Strengths: Just about all middle school students secretly want to have a twin... except those who actually do! Any book that posits the idea of a twin you didn't know about will be instantly popular! I liked that the families were very different, and it was interesting to see that Dessie's parents hadn't made any effort at all to offer Chinese cultural opportunities to her. The fact that their style of communication was too flippant and snappish was something that should be explored more in middle grade books, because I see a LOT of that kind of interactions from students, which is why I always try to model very polite conversations! Amah's attitude was understandable, but it was good to see that she was able to change her mind. Dessie's grandmother was involved in marches to support the Asian Community after the death of Vincent Chin in 1982, which was an good historical inclusion.
Weaknesses: Ten years ago or more, I did see the occasional student who had been adopted from China or Russia, but there has been a marked decrease in that population.
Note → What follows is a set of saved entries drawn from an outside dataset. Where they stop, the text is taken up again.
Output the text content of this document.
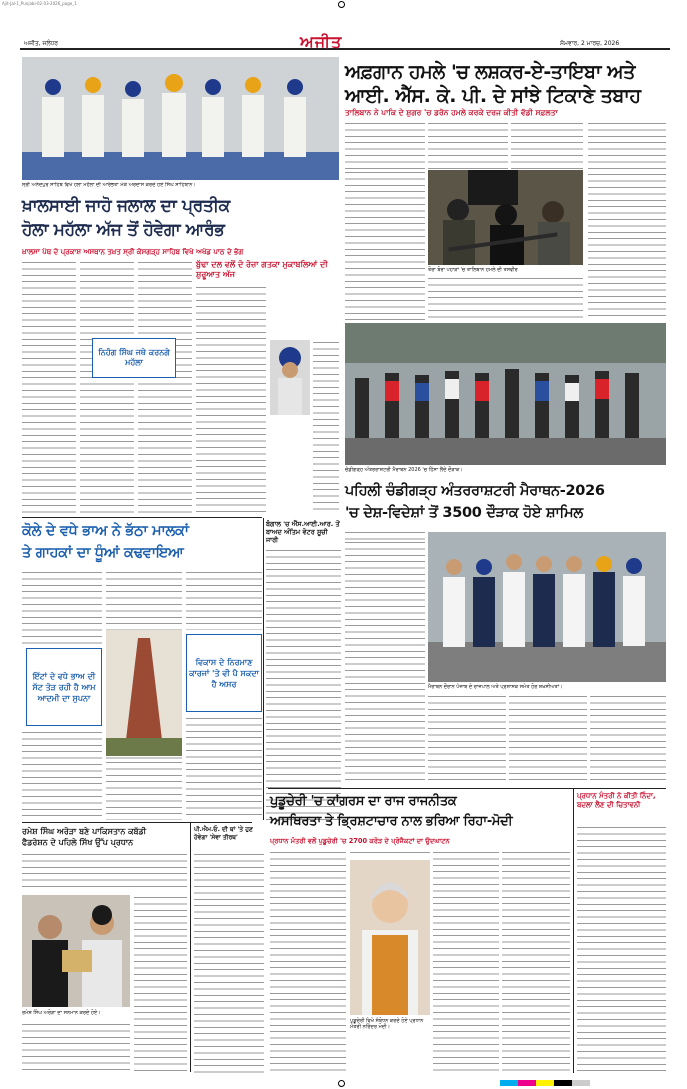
Ajit-Jal-1_Punjabi-02-03-2026_page_1
ਅਜੀਤ
ਅਜੀਤ, ਜਲੰਧਰ	ਸੋਮਵਾਰ, 2 ਮਾਰਚ, 2026
ਅਫ਼ਗਾਨ ਹਮਲੇ 'ਚ ਲਸ਼ਕਰ-ਏ-ਤਾਇਬਾ ਅਤੇ
ਆਈ. ਐੱਸ. ਕੇ. ਪੀ. ਦੇ ਸਾਂਝੇ ਟਿਕਾਣੇ ਤਬਾਹ
ਤਾਲਿਬਾਨ ਨੇ ਪਾਕਿ ਦੇ ਸ਼ੁਗਰ 'ਚ ਡਰੋਨ ਹਮਲੇ ਕਰਕੇ ਦਰਜ ਕੀਤੀ ਵੱਡੀ ਸਫ਼ਲਤਾ
ਤੋਰਾ ਬੋਰਾ ਪਹਾੜਾਂ 'ਚ ਤਾਲਿਬਾਨ ਹਮਲੇ ਦੀ ਤਸਵੀਰ
ਸ੍ਰੀ ਅਨੰਦਪੁਰ ਸਾਹਿਬ ਵਿਖੇ ਹੋਲਾ ਮਹੱਲਾ ਦੀ ਆਰੰਭਤਾ ਮੌਕੇ ਅਰਦਾਸ ਕਰਦੇ ਹੋਏ ਸਿੰਘ ਸਾਹਿਬਾਨ।
ਖ਼ਾਲਸਾਈ ਜਾਹੋ ਜਲਾਲ ਦਾ ਪ੍ਰਤੀਕ
ਹੋਲਾ ਮਹੱਲਾ ਅੱਜ ਤੋਂ ਹੋਵੇਗਾ ਆਰੰਭ
ਖ਼ਾਲਸਾ ਪੰਥ ਦੇ ਪ੍ਰਕਾਸ਼ ਅਸਥਾਨ ਤਖ਼ਤ ਸ੍ਰੀ ਕੇਸਗੜ੍ਹ ਸਾਹਿਬ ਵਿਖੇ ਅਖੰਡ ਪਾਠ ਦੇ ਭੋਗ
ਨਿਹੰਗ ਸਿੰਘ ਜਥੇ ਕਰਨਗੇ ਮਹੱਲਾ
ਬੁੱਢਾ ਦਲ ਵਲੋਂ ਦੋ ਰੋਜ਼ਾ ਗਤਕਾ ਮੁਕਾਬਲਿਆਂ ਦੀ ਸ਼ੁਰੂਆਤ ਅੱਜ
ਚੰਡੀਗੜ੍ਹ ਅੰਤਰਰਾਸ਼ਟਰੀ ਮੈਰਾਥਨ 2026 'ਚ ਹਿੱਸਾ ਲੈਂਦੇ ਦੌੜਾਕ।
ਪਹਿਲੀ ਚੰਡੀਗੜ੍ਹ ਅੰਤਰਰਾਸ਼ਟਰੀ ਮੈਰਾਥਨ-2026
'ਚ ਦੇਸ਼-ਵਿਦੇਸ਼ਾਂ ਤੋਂ 3500 ਦੌੜਾਕ ਹੋਏ ਸ਼ਾਮਿਲ
ਮੈਰਾਥਨ ਦੌਰਾਨ ਪੰਜਾਬ ਦੇ ਰਾਜਪਾਲ ਅਤੇ ਪ੍ਰਸ਼ਾਸਕ ਸਮੇਤ ਹੋਰ ਸ਼ਖ਼ਸੀਅਤਾਂ।
ਕੋਲੇ ਦੇ ਵਧੇ ਭਾਅ ਨੇ ਭੱਠਾ ਮਾਲਕਾਂ
ਤੇ ਗਾਹਕਾਂ ਦਾ ਧੂੰਆਂ ਕਢਵਾਇਆ
ਇੱਟਾਂ ਦੇ ਵਧੇ ਭਾਅ ਦੀ ਸੱਟ ਤੋੜ ਰਹੀ ਹੈ ਆਮ ਆਦਮੀ ਦਾ ਸੁਪਨਾ
ਵਿਕਾਸ ਦੇ ਨਿਰਮਾਣ ਕਾਰਜਾਂ 'ਤੇ ਵੀ ਪੈ ਸਕਦਾ ਹੈ ਅਸਰ
ਬੰਗਾਲ 'ਚ ਐੱਸ.ਆਈ.ਆਰ. ਤੋਂ ਬਾਅਦ ਅੰਤਿਮ ਵੋਟਰ ਸੂਚੀ ਜਾਰੀ
ਰਮੇਸ਼ ਸਿੰਘ ਅਰੋੜਾ ਬਣੇ ਪਾਕਿਸਤਾਨ ਕਬੱਡੀ
ਫੈਡਰੇਸ਼ਨ ਦੇ ਪਹਿਲੇ ਸਿੱਖ ਉੱਪ ਪ੍ਰਧਾਨ
ਰਮੇਸ਼ ਸਿੰਘ ਅਰੋੜਾ ਦਾ ਸਨਮਾਨ ਕਰਦੇ ਹੋਏ।
ਪੀ.ਐਮ.ਓ. ਦੀ ਥਾਂ 'ਤੇ ਹੁਣ ਹੋਵੇਗਾ 'ਸੇਵਾ ਤੀਰਥ'
ਪੁਡੂਚੇਰੀ 'ਚ ਕਾਂਗਰਸ ਦਾ ਰਾਜ ਰਾਜਨੀਤਕ
ਅਸਥਿਰਤਾ ਤੇ ਭ੍ਰਿਸ਼ਟਾਚਾਰ ਨਾਲ ਭਰਿਆ ਰਿਹਾ-ਮੋਦੀ
ਪ੍ਰਧਾਨ ਮੰਤਰੀ ਵਲੋਂ ਪੁਡੂਚੇਰੀ 'ਚ 2700 ਕਰੋੜ ਦੇ ਪ੍ਰੋਜੈਕਟਾਂ ਦਾ ਉਦਘਾਟਨ
ਪੁਡੂਚੇਰੀ ਵਿਖੇ ਸੰਬੋਧਨ ਕਰਦੇ ਹੋਏ ਪ੍ਰਧਾਨ ਮੰਤਰੀ ਨਰਿੰਦਰ ਮੋਦੀ।
ਪ੍ਰਧਾਨ ਮੰਤਰੀ ਨੇ ਕੀਤੀ ਨਿੰਦਾ, ਬਦਲਾ ਲੈਣ ਦੀ ਚਿਤਾਵਨੀ
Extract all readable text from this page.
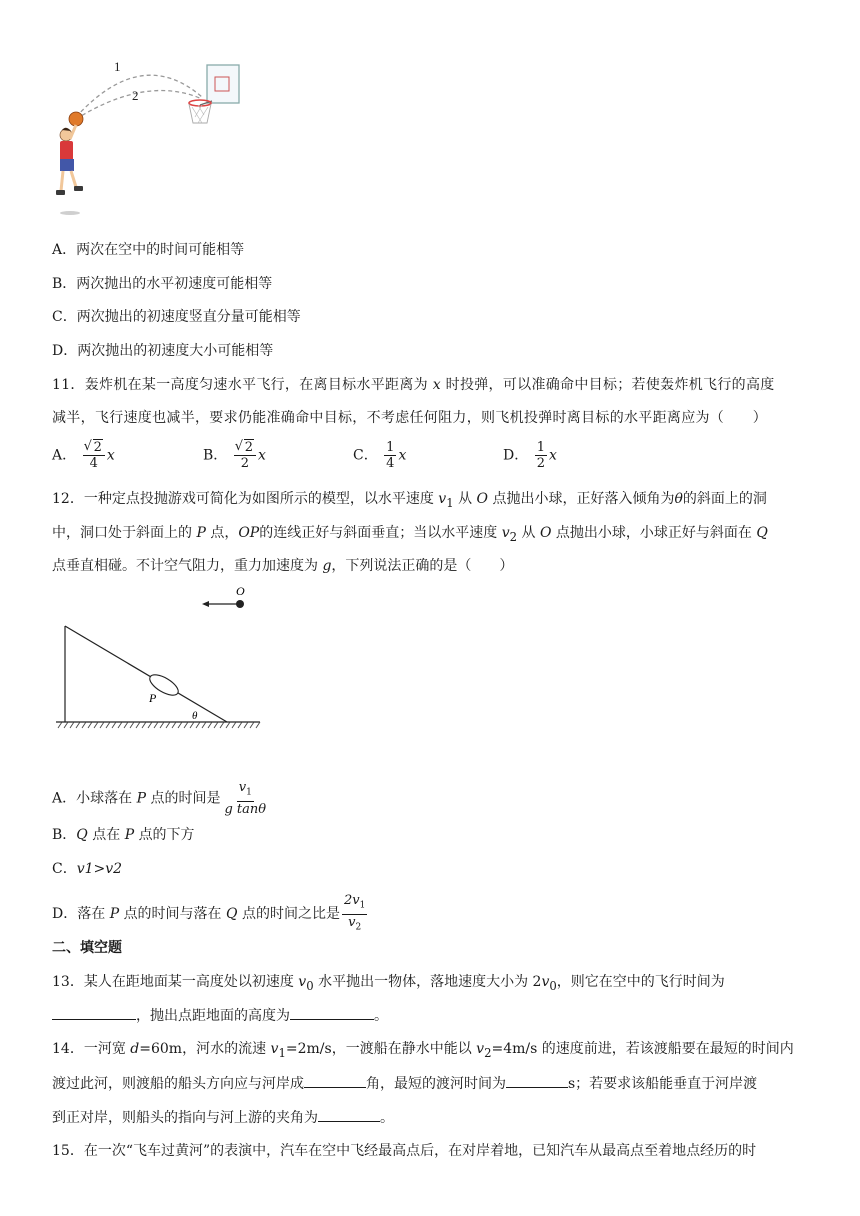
1
2
A．两次在空中的时间可能相等
B．两次抛出的水平初速度可能相等
C．两次抛出的初速度竖直分量可能相等
D．两次抛出的初速度大小可能相等
11．轰炸机在某一高度匀速水平飞行，在离目标水平距离为 x 时投弹，可以准确命中目标；若使轰炸机飞行的高度
减半，飞行速度也减半，要求仍能准确命中目标，不考虑任何阻力，则飞机投弹时离目标的水平距离应为（　　）
A． √ $\frac{2}{4}$ x	B． √ $\frac{2}{2}$ x	C． $\frac{1}{4}$ x	D． $\frac{1}{2}$ x
12．一种定点投抛游戏可简化为如图所示的模型，以水平速度 $v_1$ 从 O 点抛出小球，正好落入倾角为θ的斜面上的洞
中，洞口处于斜面上的 P 点，OP的连线正好与斜面垂直；当以水平速度 $v_2$ 从 O 点抛出小球，小球正好与斜面在 Q
点垂直相碰。不计空气阻力，重力加速度为 g，下列说法正确的是（　　）
O
P
θ
A．小球落在 P 点的时间是 $\frac{v_1}{\text{g tanθ}}$
B．Q 点在 P 点的下方
C．v1>v2
D．落在 P 点的时间与落在 Q 点的时间之比是 $\frac{2v_1}{v_2}$
二、填空题
13．某人在距地面某一高度处以初速度 $v_0$ 水平抛出一物体，落地速度大小为 $2v_0$，则它在空中的飞行时间为
，抛出点距地面的高度为	。
14．一河宽 d=60m，河水的流速 $v_1=2m/s$，一渡船在静水中能以 $v_2=4m/s$ 的速度前进，若该渡船要在最短的时间内
渡过此河，则渡船的船头方向应与河岸成	角，最短的渡河时间为	s；若要求该船能垂直于河岸渡
到正对岸，则船头的指向与河上游的夹角为	。
15．在一次“飞车过黄河”的表演中，汽车在空中飞经最高点后，在对岸着地，已知汽车从最高点至着地点经历的时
I did appreciate that Chen wrote this in part because she has stepdaughters who were adopted from China into a white family.
What I really think: This incorporates the long lost twin scenario of Siddiqui's Bhai for Now, the social activism of Bajaj's Count Me In, the adoption from China storyline of Peacock's Red Thread Sisters, and agrandmother with dementia similar to the ones in Campbell's Rule of Threes or Messner's The Brilliant Fall of Gianna Z.